Читаем Алексей Толстой полностью

Писала об этом случае и поэтесса Елена Тагер, причем ее несколько отличающиеся от мемуара Крандиевского воспоминания примечательны тем, что в них одновременно присутствуют и симпатия к Алексею Толстому, и сочувствие к Осипу Мандельштаму, а также добрая порция иронии.

«Не все хочется вспоминать. Но из песни слова не выкинешь. В течение зимы 1932/33 года все чаще говорилось о каких-то недоразумениях вокруг Мандельштама, о вечных ссорах, вспыхивавших по пустяковому поводу, о преувеличенном болезненном раздражении с его стороны. Он держал себя как человек с глубоко пораженной психикой. Литературные деятели Москвы держались с ним как недруги, как чужие люди. К тому же в это время Мандельштам материально был очень стеснен. И вот пронесся слух, что московский писатель Саркис Амирджанов (Сергей Бородин) учинил дебош в квартире Мандельштама и оскорбил Надежду Яковлевну — его «нежняночку», его драгоценного друга. Товарищеский суд под председательством А. Н. Толстого вынес какую-то очень двусмысленную резолюцию, вроде того, что Мандельштамы сами-де виноваты.

Приблизительно в середине 1934 года Мандельштам с женою опять посетили Ленинград. Я увиделась с ними у нашей общей приятельницы, Л. М. В. Добрая Л. М. обращалась с Мандельштамом как с больным ребенком. В силу этого разговор прошел сравнительно мирно. Но общий тон его беседы был невозможно тяжел. Чувствовалось, что желчь в нем клокочет, что каждый нерв в нем напряжен до предела.
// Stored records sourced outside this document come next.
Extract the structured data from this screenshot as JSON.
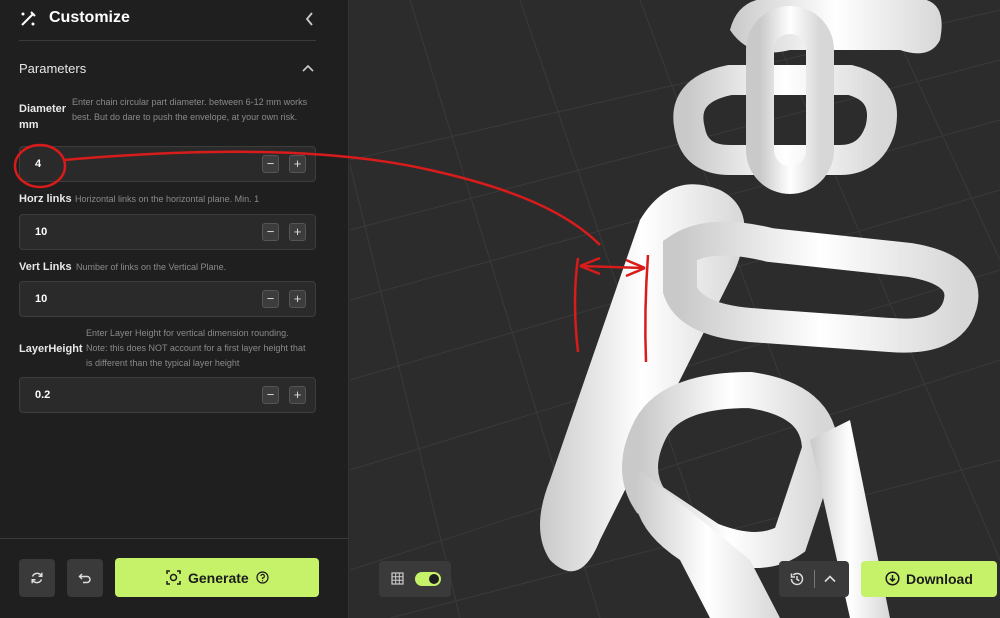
{
  "header": {
    "title": "Customize"
  },
  "section": {
    "title": "Parameters"
  },
  "params": [
    {
      "label": "Diameter mm",
      "description": "Enter chain circular part diameter. between 6-12 mm works best. But do dare to push the envelope, at your own risk.",
      "value": "4"
    },
    {
      "label": "Horz links",
      "description": "Horizontal links on the horizontal plane. Min. 1",
      "value": "10"
    },
    {
      "label": "Vert Links",
      "description": "Number of links on the Vertical Plane.",
      "value": "10"
    },
    {
      "label": "LayerHeight",
      "description": "Enter Layer Height for vertical dimension rounding. Note: this does NOT account for a first layer height that is different than the typical layer height",
      "value": "0.2"
    }
  ],
  "stepper": {
    "minus": "−",
    "plus": "+"
  },
  "actions": {
    "generate_label": "Generate",
    "download_label": "Download"
  },
  "colors": {
    "accent": "#c6f26a",
    "sidebar": "#1f1f1f",
    "viewport": "#2c2c2c",
    "annotation": "#d81b1b"
  },
  "icons": [
    "customize-icon",
    "chevron-left-icon",
    "chevron-up-icon",
    "refresh-icon",
    "undo-icon",
    "generate-icon",
    "help-icon",
    "grid-icon",
    "history-icon",
    "download-icon"
  ]
}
Мы расстались, условившись завтра утром встретиться в Издательстве писателей в Ленинграде. Оно тогда помещалось внутри Гостиного двора.
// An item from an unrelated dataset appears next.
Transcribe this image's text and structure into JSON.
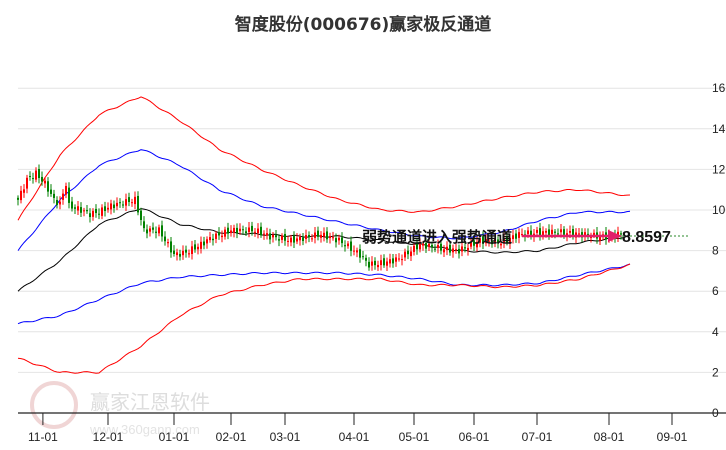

В назначенный час я приближалась к цели, когда внезапно дверь издательства распахнулась и, чуть не сбив меня с ног, выбежал Мандельштам. Он промчался мимо; за ним Надежда Яковлевна. Через секунду они скрылись из виду. Несколько опомнившись от удивления, я вошла в издательство и оторопела вконец. То, что я увидела, напомнило последнюю сцену «Ревизора» по неиспорченному замыслу Гоголя. Среди комнаты высилась мощная фигура А. Н. Толстого; он стоял, расставив руки и слегка приоткрыв рот; неописуемое изумление выражалось во всем его существе. В глубине за своим директорским столом застыл И. В. Хаскин с видом человека, пораженного громом. К нему обратился всем корпусом Гриша Сорокин, как будто хотел выскочить из-за стола и замер, не докончив движения, с губами, сложенными, чтобы присвистнуть. За ним Стенич, как повторение принца Гамлета в момент встречи с тенью отца. И еще несколько писателей, в различной степени и в разных формах изумления, были расставлены по комнате. Общее молчание, неподвижность, общее выражение беспримерного удивления — все это действовало гипнотически. Прошло несколько полных секунд, пока я собралась с духом, чтобы спросить: «Что случилось?» Ответила З. А. Никитина, которая раньше всех вышла из оцепенения:

— Мандельштам ударил по лицу Алексея Николаевича.

— Да что вы! Чем же он это объяснил? — спросила я (сознаюсь, не слишком находчиво).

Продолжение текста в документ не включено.